I've just finished the first of the Jack Nightingale books, and I have the third waiting to be read. As a rabid anti-smoker and lifelong atheist, I found the two books absolutely fascinating, as fiction 'what if?' of course.

Which of your books do you recommend after 'Nightmare'?

Thanks.

Stephen Leather said...

If you like supernatural stories, then you might like my vampire story - Once Bitten. Or perhaps I could interest you in my Spider Shepherd thrillers, starting with Hard Landing!

bachfiend said...

'Hard Landing' it is then.

I've just finished 'Nightmare'. The ending came as a surprise, but it was satisfying.

Excellent trilogy.

I wonder if it's going to be filmed someday?

rustyboy said...

Hi Stephen, I have just finished "Nightmare" so I have now read all the Nightingale books. I am an avid reader and have read hundreds of books from hundreds of Authors and say with complete honesty that I have not enjoyed a book (or books in this case) more. I have found with so many Authors that while the plots are good and the stories well written, it is usually the ending that is a let down (almost like the writer is in a hurry to finish and the endings are weak. Not so with the Nightingale books, the ending was as good as the beginning (a bit like where Jack finds himself now) So where to for Jack? he's back to square one. Well I am sure that you can come up with something to tempt us all again.
Most enjoyable, I'm sure that you have many more followers here in Australia.

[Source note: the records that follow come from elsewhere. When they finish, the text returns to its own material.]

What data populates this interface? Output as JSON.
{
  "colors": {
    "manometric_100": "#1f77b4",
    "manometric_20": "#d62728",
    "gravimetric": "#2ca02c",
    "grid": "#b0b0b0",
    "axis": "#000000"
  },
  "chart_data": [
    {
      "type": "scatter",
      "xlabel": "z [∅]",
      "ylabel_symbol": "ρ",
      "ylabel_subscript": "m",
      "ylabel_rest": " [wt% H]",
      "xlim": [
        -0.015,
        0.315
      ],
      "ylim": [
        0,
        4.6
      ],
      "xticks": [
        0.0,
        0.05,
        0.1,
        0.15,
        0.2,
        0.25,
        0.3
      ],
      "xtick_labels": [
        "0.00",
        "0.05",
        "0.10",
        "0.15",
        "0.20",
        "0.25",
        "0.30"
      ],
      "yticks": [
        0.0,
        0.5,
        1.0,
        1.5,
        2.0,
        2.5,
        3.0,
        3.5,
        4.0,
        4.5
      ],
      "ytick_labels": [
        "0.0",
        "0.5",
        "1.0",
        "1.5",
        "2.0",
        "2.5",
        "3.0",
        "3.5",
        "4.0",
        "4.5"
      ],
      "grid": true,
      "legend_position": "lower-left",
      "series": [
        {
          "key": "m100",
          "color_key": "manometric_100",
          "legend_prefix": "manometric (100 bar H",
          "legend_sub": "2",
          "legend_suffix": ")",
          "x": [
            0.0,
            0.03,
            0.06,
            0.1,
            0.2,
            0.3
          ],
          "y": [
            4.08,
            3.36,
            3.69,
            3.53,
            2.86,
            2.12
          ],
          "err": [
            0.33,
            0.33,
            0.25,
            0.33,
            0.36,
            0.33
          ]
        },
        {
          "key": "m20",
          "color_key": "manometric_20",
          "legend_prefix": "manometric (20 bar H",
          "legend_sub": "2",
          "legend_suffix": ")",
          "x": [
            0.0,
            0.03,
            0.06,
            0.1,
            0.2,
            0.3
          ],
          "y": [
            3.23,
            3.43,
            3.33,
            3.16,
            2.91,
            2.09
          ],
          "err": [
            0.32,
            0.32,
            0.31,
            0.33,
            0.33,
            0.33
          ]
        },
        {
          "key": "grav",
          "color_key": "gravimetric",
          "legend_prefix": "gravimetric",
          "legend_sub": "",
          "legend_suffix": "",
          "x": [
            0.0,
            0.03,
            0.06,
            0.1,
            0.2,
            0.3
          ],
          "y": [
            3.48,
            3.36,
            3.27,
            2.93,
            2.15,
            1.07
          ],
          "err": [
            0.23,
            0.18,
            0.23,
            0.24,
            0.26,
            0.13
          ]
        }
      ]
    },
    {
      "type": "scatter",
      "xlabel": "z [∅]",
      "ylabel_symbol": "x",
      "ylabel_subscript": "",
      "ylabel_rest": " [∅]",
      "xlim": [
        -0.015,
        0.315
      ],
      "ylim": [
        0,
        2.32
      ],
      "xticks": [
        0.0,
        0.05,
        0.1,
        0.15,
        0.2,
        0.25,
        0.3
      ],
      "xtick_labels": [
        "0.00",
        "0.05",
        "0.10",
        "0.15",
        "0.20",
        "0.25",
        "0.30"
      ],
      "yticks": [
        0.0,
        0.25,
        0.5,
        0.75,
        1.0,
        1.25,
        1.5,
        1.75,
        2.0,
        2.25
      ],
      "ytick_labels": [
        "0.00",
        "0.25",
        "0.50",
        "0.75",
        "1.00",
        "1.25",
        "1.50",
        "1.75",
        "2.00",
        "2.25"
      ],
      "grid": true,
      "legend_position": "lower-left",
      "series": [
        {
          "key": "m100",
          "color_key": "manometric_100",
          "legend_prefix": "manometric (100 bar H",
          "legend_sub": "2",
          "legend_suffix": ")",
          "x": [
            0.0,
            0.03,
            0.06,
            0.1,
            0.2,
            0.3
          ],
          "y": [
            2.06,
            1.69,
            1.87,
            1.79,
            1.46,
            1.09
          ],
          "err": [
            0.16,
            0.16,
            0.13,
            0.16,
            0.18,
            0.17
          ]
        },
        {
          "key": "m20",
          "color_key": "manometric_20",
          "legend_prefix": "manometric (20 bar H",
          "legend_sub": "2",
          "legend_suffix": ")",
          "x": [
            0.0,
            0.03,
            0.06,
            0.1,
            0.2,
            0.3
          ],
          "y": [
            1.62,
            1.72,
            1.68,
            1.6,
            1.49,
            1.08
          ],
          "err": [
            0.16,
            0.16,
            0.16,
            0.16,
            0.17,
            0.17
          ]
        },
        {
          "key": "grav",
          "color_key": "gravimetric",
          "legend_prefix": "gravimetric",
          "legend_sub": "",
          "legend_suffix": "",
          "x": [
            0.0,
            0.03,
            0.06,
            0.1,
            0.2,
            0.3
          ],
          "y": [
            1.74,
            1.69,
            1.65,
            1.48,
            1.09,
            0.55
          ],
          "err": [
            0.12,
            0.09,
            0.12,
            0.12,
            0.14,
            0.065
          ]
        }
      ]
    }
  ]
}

Cheers and thanks for the ride. (Bravo)

Anonymous said...

Love the cover for Nightmare! Just came from your website and I'd read 'How I work' page. I'm Irish and have lived in Dublin, I just had to say (and I duno why I do!) that I love the idea of you being holed up for weeks on end in a flat in Dublin typing furiously before wandering the aisles of M&S on Grafton! Just makes me smile.